The European Court of Justice in Luxembourg will rule on Tuesday whether or not Google infringes the trademark rights of such companies as Louis Vuitton through its Adwords service, in which advertisers pay to use keywords that are the companies' proprietary brand names.
In Google's Adwords service, advertisers pay a fee so that sponsored links to their own websites pop up beside a user's keyword search results.
This case has the potential to shape global standards for the legitimacy of keyword advertising, said Eric Goldman, an associate professor of law at Santa Clara University School of Law, who called that a multibillion-dollar question.
We're going to get new and highly influential legal guidance on the legitimacy of that practice, he said. That has the potential to move billions of dollars in our industry.
Brand owners will closely examine next week's judgment on three cases, one of which was brought by Louis Vuitton
Buying a sponsored link on a keyword such as Nike can be useful for retailers who stock goods of that brand -- yet the retailers do not pay Nike
At the extreme, brands like Louis Vuitton and others fear that a loss of control of their brands to less-than-desirable outfits -- such as counterfeiters -- would damage painstakingly managed reputations or confuse and drive away consumers.
NO CLEAN WIN
The case is the first at such a high level to test Google's liability, rather than that of the advertisers buying keywords.

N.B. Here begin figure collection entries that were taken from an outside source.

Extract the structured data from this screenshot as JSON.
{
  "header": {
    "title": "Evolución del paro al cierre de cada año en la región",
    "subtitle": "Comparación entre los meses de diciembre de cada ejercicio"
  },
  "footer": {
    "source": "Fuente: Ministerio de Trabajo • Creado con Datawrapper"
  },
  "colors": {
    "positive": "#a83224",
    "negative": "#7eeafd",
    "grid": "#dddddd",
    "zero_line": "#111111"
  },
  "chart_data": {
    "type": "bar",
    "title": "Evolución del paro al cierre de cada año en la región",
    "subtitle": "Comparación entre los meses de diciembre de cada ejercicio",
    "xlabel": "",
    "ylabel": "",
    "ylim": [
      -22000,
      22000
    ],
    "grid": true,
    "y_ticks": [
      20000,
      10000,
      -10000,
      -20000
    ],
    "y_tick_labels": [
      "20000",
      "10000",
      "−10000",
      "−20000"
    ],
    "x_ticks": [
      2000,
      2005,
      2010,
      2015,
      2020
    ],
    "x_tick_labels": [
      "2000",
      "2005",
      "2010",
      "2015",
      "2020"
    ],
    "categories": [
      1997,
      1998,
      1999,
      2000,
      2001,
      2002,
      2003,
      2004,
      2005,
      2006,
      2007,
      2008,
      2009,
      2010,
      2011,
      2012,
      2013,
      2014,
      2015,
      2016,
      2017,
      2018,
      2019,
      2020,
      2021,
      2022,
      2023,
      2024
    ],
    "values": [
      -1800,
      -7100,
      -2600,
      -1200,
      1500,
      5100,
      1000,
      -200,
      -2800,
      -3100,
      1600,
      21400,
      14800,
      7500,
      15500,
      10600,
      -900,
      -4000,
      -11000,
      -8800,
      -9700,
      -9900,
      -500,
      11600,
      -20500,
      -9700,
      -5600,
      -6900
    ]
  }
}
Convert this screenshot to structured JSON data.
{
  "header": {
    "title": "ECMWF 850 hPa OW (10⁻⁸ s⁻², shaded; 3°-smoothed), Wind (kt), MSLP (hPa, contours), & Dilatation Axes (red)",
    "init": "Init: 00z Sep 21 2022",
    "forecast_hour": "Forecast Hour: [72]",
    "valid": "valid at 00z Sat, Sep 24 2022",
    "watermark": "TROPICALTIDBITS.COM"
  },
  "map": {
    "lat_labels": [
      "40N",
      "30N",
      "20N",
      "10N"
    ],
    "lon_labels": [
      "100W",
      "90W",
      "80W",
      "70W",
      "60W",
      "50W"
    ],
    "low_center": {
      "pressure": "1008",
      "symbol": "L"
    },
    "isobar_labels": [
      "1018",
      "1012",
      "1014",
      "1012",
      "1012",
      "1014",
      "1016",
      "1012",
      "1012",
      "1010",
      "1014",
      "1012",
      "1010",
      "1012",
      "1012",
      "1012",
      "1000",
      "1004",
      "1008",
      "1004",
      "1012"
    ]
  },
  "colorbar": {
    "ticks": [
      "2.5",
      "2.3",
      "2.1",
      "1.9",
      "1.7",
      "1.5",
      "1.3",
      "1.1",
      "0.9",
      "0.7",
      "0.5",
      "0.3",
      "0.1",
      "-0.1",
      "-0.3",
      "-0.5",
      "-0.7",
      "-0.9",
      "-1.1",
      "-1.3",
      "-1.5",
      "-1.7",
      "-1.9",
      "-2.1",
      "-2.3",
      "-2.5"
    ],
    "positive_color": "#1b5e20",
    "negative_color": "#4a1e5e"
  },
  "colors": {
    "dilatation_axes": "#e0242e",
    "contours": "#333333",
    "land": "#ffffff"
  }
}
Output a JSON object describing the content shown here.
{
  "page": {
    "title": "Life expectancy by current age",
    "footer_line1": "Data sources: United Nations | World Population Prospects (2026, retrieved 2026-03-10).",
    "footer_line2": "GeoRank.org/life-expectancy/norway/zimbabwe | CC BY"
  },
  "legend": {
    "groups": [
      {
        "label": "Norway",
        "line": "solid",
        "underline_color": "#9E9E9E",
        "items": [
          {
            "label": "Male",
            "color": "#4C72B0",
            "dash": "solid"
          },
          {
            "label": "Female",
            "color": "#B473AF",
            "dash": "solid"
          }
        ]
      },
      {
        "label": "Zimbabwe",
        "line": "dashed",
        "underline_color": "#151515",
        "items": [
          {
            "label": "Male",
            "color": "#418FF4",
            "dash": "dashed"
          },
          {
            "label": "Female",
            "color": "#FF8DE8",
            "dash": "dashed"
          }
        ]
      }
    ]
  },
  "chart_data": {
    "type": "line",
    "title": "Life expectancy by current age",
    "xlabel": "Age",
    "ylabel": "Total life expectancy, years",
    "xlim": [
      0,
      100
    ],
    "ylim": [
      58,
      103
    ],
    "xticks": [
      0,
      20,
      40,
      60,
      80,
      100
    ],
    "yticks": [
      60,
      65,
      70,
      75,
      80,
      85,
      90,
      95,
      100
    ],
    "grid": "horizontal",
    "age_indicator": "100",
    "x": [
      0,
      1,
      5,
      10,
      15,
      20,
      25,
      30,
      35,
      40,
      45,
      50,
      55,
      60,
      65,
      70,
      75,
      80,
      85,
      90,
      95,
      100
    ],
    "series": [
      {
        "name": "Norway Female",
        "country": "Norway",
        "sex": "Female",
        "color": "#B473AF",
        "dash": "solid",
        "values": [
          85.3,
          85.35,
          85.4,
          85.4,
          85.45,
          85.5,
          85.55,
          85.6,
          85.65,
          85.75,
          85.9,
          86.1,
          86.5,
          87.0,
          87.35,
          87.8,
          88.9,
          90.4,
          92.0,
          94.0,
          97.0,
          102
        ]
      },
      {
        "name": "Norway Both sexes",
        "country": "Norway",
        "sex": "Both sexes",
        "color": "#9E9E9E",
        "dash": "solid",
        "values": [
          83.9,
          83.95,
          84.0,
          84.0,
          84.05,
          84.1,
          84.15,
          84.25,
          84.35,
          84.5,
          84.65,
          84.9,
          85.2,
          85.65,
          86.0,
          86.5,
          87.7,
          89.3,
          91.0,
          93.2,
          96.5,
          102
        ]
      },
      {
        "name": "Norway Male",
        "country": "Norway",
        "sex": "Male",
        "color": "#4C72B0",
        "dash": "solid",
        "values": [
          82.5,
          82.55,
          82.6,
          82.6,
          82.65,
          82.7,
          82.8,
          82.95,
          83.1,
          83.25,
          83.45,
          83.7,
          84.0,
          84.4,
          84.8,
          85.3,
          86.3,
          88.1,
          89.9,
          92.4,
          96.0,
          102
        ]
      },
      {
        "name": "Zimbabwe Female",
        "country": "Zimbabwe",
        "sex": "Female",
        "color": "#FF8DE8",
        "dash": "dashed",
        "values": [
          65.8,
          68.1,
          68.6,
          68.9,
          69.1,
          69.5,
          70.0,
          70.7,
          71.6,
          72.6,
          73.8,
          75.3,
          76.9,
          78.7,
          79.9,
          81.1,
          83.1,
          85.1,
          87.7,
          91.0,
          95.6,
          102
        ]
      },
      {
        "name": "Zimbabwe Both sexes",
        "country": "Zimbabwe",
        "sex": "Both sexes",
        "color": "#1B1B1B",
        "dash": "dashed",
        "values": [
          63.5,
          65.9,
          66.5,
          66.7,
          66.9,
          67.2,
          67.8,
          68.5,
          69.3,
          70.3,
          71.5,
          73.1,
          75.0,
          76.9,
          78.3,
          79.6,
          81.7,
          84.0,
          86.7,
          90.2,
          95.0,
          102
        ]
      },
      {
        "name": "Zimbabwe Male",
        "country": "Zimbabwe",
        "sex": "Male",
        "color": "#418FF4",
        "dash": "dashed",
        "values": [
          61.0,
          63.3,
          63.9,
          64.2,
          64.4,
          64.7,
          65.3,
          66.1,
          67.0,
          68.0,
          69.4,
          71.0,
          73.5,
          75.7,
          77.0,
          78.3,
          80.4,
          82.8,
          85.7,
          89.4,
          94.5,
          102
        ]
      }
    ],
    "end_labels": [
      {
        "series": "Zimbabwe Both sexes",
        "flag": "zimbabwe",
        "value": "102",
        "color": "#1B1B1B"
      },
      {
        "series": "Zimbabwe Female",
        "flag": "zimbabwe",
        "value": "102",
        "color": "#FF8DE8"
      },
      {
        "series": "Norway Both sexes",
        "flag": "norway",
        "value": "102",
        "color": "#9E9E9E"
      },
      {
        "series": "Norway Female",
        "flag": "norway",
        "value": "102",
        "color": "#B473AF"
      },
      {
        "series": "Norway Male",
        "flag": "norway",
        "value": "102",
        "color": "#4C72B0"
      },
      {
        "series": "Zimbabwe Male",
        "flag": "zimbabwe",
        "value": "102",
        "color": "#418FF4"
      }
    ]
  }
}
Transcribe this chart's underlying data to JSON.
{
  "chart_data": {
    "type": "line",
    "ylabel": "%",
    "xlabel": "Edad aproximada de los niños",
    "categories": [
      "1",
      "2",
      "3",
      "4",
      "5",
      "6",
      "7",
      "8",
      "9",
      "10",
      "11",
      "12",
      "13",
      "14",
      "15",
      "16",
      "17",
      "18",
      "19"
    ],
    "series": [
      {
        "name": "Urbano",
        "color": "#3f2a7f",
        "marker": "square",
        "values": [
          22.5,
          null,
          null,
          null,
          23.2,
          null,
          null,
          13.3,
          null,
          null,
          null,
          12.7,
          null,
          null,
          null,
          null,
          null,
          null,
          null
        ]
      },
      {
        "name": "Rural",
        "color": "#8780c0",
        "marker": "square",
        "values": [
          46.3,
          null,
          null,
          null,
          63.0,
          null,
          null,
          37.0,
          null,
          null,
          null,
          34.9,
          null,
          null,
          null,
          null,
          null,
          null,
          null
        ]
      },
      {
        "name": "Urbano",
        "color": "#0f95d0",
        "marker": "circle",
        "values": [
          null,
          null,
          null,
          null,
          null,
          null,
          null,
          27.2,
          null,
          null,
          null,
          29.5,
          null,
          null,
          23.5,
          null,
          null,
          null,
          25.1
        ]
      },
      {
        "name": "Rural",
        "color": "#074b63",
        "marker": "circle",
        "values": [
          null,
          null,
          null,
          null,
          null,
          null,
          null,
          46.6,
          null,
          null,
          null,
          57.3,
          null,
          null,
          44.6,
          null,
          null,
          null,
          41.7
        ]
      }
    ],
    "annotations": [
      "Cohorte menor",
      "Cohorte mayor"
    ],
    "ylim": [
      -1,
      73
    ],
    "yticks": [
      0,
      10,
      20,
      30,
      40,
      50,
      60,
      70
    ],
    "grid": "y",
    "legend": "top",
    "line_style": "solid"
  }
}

Google used to block advertisers from buying others' brand names as keywords, but in 2004 it changed its policy in North America and four years later extended that to Britain and Ireland. Google says it will honor valid complaints from brand owners and prevent their rivals from using a trademarked keyword in their ad text, but some trademark holders say they should not be sold in the first place.
The stakes are high in this murky area of law because paid ads are a mainstay of Google's business and a foundation of commerce in the digital age. Courts in various member states within the European Union have issued disparate rulings, and U.S. decisions are similarly inconsistent.
Although Google does not break out revenue from its paid ads, it derives 97 percent of its annual revenue of nearly $24 billion from advertising.
Cases from five European nations brought by brand owners against advertisers are also pending in the European Court of Justice. The first of those will also be decided next week.
In one of those cases, international flower delivery group Interflora Inc and its UK unit are suing British retailer Marks & Spencer
Interflora says its bidding costs for its own name as a keyword leapt as much as 14-fold when Google changed its policy in Britain in 2008, increasing its costs by a total of $750,000 in the first year after the change.
In the Google case, experts believe the court will rule at least partly in the Web giant's favor, based on the September nonbinding opinion of the court's Advocate General that Google did not infringe brand owners' rights by allowing advertisers to buy keywords corresponding to trademarks.
But the case, which originated in the French courts, is unlikely to completely absolve Google of future responsibility, with further litigation in European countries guaranteed.
It's my feeling Google is going to win, but it's not going to be an ultimate victory for Google, said Alex Montagu, a New York-based attorney who specializes in intellectual property and international commerce transactions.
Though the hot-button issue of counterfeiting was not in front of the court, brand owners could still find Google liable in their host countries for secondary infringement by selling keywords to those who then infringe the trademark, such as counterfeiters.
Where Google is not out of the woods is if Louis Vuitton can demonstrate that those sponsored links are being sold to people not authorized to use those trademarks, such as counterfeiters or the grey goods market, said Montagu.
He argues for an international convention to deal with the liability of Internet service providers, saying trademark law has not kept pace with the digital age.
A favorable ruling for Google in Europe's top court could allow eBay to reargue cases it has lost in countries such as France considered sympathetic to the claims of brand owners.
Google currently faces eight cases alone in the United States over the sale of trademarked keywords, said Goldman.
A nice, clean ruling from the European Court of Justice could potentially influence U.S. law, said Goldman, who added: It's very possible we'll get a very muddy, murky ruling.
We take it for granted that Google can do whatever it's doing and that's not a question that anyone here (in the U.S.) has ever answered definitively.